Slow to automatize – weak neural adaptation
In a 2016 MIT study, researchers have discovered that in people with dyslexia the brain has a diminished ability to absorb repeated input — a trait known as neural adaptation.
In other words, material offered through repeated, memorization type tasks does not work for dyslexics. This makes a lot of sense when we look at areas of struggle for dyslexics — symbols. Symbols are an extreme form of rote memorization, they rarely look like the idea they are meant to represent. This leaves the learner in a position of having to memorize. If we consider reading and spelling, we can quickly see how this skill requires an extreme ability to rote memorize.

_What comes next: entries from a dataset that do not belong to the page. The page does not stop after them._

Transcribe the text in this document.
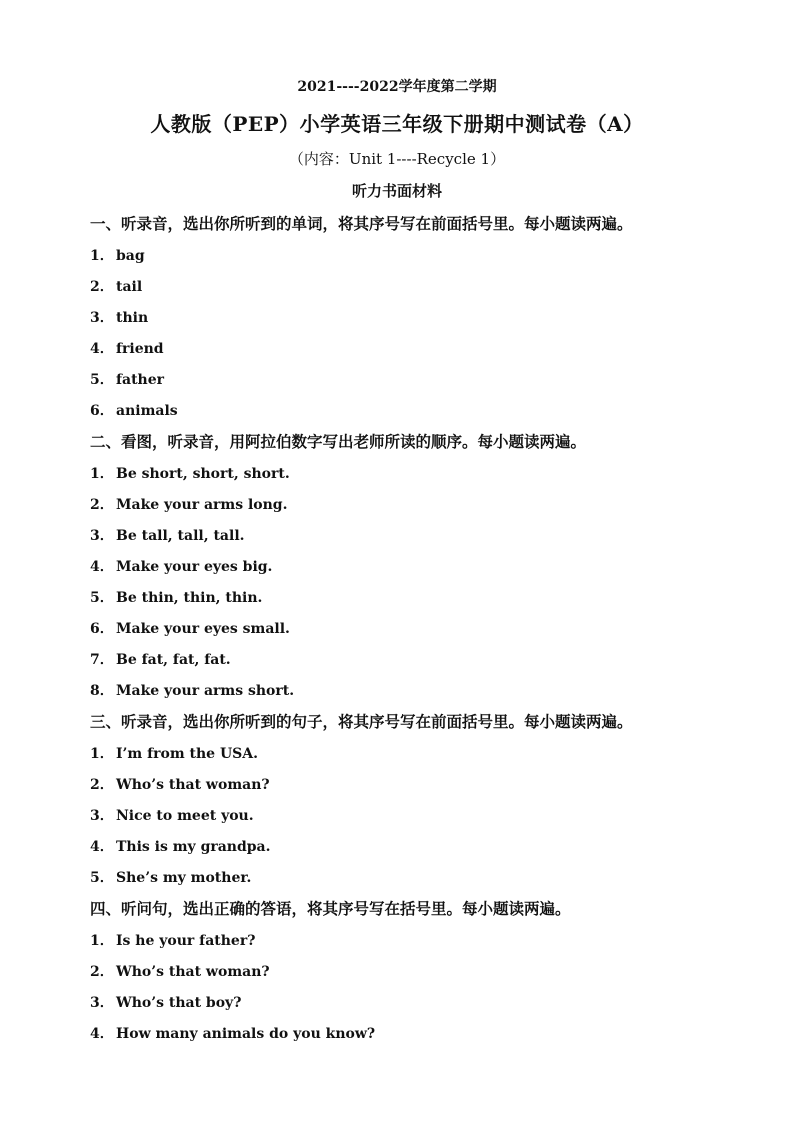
2021----2022学年度第二学期
人教版（PEP）小学英语三年级下册期中测试卷（A）
（内容：Unit 1----Recycle 1）
听力书面材料
一、听录音，选出你所听到的单词，将其序号写在前面括号里。每小题读两遍。
1． bag
2． tail
3． thin
4． friend
5． father
6． animals
二、看图，听录音，用阿拉伯数字写出老师所读的顺序。每小题读两遍。
1． Be short, short, short.
2． Make your arms long.
3． Be tall, tall, tall.
4． Make your eyes big.
5． Be thin, thin, thin.
6． Make your eyes small.
7． Be fat, fat, fat.
8． Make your arms short.
三、听录音，选出你所听到的句子，将其序号写在前面括号里。每小题读两遍。
1． I’m from the USA.
2． Who’s that woman?
3． Nice to meet you.
4． This is my grandpa.
5． She’s my mother.
四、听问句，选出正确的答语，将其序号写在括号里。每小题读两遍。
1． Is he your father?
2． Who’s that woman?
3． Who’s that boy?
4． How many animals do you know?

- learn all 26 letters that represent a sound
- put letters in a sequence, memorize that that sequence of ‘b’, ‘o’, ‘u’, ‘g’, ‘h’, ‘t’, means bought
- taking into consideration that in the english language
- same sound can have 5 different spellings:
- OO – root, ruin, rude, new, through
- same spelling can have 7 different sounds:
- OUGH – through, cough, enough, dough, bough, borough, bought
- same sound can have 5 different spellings:
If you struggle to memorize and have to learn through understanding, this is a very cognitively demanding task. Not to mention, all of the words in the English language that do not follow the rules.